As I've already said, the thrust of the book's argument, something about subjectivity, objectivity, and objectification, is incoherent. I'm not a bad reader of texts. It simply is incoherent. Buried under a bunch of disjointed examples and Marxist technobabble are some fairly basic insights -- that knowledge is socially produced, and that under capitalism, capitalist logics, which are sometimes instantiated through mathematics and the epistemological assumptions of mathematics, affect that social production. (Joque repeatedly invokes the need for a "revolutionary mathematics" which has a rather anemic aim -- just to "show how this stuff works"). It amounts to the reformist call issued in other books on this topic -- let's just do "objectification," whatever that actually means in the text, better. In a more Marxist way. Again, the thought I'm left with is: please be serious.

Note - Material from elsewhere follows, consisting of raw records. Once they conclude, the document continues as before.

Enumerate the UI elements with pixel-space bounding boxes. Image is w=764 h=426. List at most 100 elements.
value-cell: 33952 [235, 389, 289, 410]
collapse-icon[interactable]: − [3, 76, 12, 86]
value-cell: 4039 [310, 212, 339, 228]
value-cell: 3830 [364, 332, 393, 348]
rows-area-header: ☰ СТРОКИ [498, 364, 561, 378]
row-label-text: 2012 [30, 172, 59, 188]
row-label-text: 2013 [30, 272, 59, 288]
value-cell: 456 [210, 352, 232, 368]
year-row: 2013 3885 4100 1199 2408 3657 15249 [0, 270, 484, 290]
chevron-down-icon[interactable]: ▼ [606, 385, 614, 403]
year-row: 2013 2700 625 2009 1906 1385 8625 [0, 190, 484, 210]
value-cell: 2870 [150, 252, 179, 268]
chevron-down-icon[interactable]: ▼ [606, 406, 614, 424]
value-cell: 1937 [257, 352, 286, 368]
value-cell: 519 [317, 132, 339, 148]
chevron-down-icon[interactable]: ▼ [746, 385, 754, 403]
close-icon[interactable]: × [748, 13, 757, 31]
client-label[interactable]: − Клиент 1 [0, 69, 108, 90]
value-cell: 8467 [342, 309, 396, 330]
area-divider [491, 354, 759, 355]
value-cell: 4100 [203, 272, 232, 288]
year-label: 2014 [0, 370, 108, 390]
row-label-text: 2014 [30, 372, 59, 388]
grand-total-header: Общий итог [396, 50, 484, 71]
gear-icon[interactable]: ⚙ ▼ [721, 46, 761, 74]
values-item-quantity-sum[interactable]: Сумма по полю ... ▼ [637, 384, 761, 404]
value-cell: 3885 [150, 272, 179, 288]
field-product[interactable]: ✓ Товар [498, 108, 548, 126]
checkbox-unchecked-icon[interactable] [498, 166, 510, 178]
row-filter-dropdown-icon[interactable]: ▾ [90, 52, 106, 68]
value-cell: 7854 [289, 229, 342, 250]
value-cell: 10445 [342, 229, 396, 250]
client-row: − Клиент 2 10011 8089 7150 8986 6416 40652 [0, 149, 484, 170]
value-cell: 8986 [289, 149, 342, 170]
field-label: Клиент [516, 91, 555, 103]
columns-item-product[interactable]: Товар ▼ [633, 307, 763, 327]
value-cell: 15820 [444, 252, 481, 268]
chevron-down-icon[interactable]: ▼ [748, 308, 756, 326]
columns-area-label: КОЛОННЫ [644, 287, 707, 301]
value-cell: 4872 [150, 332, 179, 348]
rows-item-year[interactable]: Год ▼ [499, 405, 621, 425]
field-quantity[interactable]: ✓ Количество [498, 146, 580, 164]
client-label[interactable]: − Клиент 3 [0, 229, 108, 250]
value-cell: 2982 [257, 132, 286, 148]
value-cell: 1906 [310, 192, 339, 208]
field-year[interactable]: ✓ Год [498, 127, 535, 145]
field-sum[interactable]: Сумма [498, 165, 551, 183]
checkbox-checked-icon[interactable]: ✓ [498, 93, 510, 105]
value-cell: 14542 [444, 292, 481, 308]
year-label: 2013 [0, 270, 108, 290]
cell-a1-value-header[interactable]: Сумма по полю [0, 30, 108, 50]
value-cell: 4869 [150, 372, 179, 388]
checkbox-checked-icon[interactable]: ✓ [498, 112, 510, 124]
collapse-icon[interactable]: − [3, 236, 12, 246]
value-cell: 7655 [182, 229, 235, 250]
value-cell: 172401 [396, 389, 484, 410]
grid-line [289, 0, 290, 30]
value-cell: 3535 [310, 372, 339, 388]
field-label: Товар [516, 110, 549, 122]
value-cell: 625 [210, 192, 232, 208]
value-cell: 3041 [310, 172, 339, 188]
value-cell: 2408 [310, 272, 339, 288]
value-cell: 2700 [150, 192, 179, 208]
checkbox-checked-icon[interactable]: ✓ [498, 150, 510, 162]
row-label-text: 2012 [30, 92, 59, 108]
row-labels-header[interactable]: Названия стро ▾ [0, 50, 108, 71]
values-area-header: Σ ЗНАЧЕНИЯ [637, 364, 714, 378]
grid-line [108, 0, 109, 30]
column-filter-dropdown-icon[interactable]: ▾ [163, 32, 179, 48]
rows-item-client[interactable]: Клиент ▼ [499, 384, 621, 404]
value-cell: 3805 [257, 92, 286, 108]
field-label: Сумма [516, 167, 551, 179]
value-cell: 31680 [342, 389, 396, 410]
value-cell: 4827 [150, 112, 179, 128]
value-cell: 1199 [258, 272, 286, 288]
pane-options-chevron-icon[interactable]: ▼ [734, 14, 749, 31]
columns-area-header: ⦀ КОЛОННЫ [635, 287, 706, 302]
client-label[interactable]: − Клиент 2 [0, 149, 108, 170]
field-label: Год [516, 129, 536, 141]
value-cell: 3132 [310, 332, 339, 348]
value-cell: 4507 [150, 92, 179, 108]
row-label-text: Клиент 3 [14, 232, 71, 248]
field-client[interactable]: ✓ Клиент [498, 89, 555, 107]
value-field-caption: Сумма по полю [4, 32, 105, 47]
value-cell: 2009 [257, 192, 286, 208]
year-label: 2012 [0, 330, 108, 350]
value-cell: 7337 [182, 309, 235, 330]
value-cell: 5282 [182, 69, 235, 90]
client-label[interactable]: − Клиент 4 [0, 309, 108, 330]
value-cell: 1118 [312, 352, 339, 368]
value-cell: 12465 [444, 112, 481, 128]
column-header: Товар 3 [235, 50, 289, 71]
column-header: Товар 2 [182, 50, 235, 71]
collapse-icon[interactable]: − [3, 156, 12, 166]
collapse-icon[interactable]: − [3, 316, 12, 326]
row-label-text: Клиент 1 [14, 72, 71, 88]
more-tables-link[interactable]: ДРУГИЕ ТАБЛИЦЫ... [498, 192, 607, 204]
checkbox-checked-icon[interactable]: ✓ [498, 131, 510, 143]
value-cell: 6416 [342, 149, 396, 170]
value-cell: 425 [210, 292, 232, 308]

How political economy shapes knowledge production is actually right here, instantiated in this book and in the general nature of books that presses like Verso churn out. A collage of references, with no deep tissue of argument to connect them in a coherent way. Which is serviceably fine, because people expect that "Marxist" books will be unintelligible (charitably) or sloppy (uncharitably); nobody close reads anymore, nobody cares, and this "knowledge" has no use except as a niche product for "knowledge workers," increasingly proletarianized as digital peons of the algorithmic economy whose attention spans are wrecked by social media platforms and relentless social and economic pressures. It is enough, for these books, that they reach some appropriately serious length (most clock in right around 200 pages), that they cobble together some interesting references, and that the language used to describe the thesis is sufficiently indecipherable and equivocal to prevent anyone from really taking it seriously -- positively or negatively. To invoke Crass, "what question is left, and is anyone asking?" Readers may detect a note of bitterness here. There is a note of bitterness here. I would like to write a real review of this book... on my own time, my own dime, for my own free newsletter and small number of friends and friendly readers, because the kind of intellectual work I want to do is not the kind that has a place in our political economy. I don't know how to do the sophisticated fakery it takes to write a 200-page Verso book, not that I would if I did -- it's simply financially untenable to think or write anything original in 2024. Why would Bayesian inference do this to me? Of course, it wouldn't. Bayesian inference didn't do this to me. The political economic fabric, of which statistics in general is a part, did.